Research Project  | 1 Project Members

Artificial metalloenzymes have emerged as a prolific field of research in the past decade. Such hybrid biosystems result from the incorporation of a metallocofactor within a protein scaffold to endow the macromolecule with novel catalytic properties. Thanks to the progress achieved in recombinant protein expression and evolution, artificial metalloproteins offer an attractive means to complement or substitute natural enzymes. Building on the group's expertize in the design and optimization of artificial metalloenzymes, this proposal sets out develop artificial monooxygenases based on the biotin-streptavidin technology.

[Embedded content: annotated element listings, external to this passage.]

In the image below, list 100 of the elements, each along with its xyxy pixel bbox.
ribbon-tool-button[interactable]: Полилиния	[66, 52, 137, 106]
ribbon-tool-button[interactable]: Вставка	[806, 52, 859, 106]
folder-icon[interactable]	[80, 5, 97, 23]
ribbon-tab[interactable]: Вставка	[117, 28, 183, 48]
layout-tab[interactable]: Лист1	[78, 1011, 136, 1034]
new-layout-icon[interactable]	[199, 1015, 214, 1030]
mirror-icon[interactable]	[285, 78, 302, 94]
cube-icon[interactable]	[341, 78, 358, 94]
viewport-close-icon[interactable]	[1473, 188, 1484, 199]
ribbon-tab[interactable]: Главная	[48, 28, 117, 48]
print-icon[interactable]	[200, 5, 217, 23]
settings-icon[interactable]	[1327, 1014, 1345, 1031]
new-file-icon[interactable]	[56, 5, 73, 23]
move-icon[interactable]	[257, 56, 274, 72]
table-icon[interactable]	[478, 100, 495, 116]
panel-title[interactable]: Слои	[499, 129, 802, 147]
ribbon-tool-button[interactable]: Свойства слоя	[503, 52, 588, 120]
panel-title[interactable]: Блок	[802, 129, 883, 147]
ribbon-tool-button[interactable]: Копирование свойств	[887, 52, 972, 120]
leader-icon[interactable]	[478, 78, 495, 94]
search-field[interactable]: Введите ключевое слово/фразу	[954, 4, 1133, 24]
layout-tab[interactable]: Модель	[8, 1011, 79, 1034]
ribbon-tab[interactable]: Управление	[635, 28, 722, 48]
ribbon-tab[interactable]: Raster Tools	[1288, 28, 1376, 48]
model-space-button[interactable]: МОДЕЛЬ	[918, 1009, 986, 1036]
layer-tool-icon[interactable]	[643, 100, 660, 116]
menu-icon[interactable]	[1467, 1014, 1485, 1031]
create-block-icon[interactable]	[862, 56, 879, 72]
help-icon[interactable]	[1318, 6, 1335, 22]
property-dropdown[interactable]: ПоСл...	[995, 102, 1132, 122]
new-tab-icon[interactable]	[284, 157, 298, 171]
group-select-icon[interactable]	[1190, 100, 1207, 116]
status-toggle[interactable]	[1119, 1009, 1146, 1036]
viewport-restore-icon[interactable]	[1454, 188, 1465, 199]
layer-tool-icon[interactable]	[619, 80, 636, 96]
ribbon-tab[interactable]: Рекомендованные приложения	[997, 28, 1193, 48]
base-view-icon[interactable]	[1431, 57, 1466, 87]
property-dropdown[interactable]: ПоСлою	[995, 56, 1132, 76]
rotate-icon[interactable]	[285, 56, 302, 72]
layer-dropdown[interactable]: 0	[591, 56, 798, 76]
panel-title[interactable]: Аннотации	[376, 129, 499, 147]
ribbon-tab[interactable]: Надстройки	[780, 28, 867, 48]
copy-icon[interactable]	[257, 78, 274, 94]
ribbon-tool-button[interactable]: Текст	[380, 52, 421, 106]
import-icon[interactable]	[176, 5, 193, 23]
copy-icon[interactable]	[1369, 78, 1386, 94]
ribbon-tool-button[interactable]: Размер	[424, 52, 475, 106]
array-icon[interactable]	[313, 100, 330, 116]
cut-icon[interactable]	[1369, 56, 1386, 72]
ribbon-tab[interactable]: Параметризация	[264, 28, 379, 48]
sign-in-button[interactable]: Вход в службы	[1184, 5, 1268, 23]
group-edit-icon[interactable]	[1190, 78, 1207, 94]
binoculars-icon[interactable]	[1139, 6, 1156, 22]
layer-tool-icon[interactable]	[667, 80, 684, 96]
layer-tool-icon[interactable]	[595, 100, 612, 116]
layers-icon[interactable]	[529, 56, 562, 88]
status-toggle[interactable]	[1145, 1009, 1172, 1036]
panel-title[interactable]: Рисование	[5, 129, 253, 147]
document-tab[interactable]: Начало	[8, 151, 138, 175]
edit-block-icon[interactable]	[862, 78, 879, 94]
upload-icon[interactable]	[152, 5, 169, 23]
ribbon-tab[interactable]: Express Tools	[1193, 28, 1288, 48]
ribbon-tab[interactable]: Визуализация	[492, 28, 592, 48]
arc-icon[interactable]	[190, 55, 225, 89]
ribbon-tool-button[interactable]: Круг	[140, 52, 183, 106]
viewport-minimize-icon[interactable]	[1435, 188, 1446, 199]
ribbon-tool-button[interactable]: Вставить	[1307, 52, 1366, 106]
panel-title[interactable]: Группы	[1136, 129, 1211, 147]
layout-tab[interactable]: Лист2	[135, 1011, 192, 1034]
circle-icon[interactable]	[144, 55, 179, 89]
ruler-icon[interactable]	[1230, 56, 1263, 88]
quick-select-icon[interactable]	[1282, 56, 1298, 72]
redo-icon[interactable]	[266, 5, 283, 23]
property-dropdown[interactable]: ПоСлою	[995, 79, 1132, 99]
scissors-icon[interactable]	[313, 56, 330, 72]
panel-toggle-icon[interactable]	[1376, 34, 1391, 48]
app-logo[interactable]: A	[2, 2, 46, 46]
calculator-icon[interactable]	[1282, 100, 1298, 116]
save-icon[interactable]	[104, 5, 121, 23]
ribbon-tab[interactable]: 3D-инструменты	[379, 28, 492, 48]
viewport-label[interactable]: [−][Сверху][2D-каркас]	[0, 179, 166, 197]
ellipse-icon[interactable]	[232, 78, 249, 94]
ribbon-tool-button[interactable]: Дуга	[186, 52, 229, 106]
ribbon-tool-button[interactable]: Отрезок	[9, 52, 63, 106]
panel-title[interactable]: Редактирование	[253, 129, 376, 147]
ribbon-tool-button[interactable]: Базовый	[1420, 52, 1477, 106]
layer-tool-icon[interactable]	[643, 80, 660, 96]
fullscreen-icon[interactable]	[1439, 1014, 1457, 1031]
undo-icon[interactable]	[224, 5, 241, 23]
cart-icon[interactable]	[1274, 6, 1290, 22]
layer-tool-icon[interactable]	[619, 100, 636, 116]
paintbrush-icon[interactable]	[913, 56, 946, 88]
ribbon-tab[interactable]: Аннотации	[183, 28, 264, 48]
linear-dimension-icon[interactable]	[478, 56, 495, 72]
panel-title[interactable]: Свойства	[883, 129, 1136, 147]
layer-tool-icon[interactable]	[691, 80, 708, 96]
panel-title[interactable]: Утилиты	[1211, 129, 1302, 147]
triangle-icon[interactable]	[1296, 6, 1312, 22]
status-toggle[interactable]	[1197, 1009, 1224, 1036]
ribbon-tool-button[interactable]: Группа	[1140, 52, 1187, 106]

This work complements our work on C-H activation relying on Rh-based artificial metalloenzymes (Hyster et. al., Science 2012, 338, 500). The field of bioinorganic chemistry has developed a handful of nitrogen-based small coordination compounds containing earth-abundant metals that, in combination with hydrogen peroxide, have been used for the oxidation of hydrocarbons. Building on this, we will prepare a series of iron- and manganese complexes bearing biotinylated tetradentate aminopyridine ligands. Their activity will be screened in the presence of streptavidin. A chemo-genetic optimization strategy will be initially applied to improve the performance of the artificial monooxygenases. For this purpose, a series of model alkanes and alkyl ethers with increasing C-H bond dissociation energies will be screened using a 96-well plate format. Next, it is proposed to implement an E. coli surface display of streptavidin to significantly increase the throughput of the directed evolution effort. Here, we will rely on a fluorescence-activated droplet sorting high-throughput screen using coumarin methyl-ether as pro-fluorescent substrate. With the aim of exploiting artificial monooxygenases for the late-stage functionalization of complex molecules, we will subsequently evolve the regioselectivity of the most promising biohybrids. We anticipate that such systems may offer attractive alternatives to both natural enzymes and small molecule catalysts for the (late-stage) functionalization of inert C-H bonds.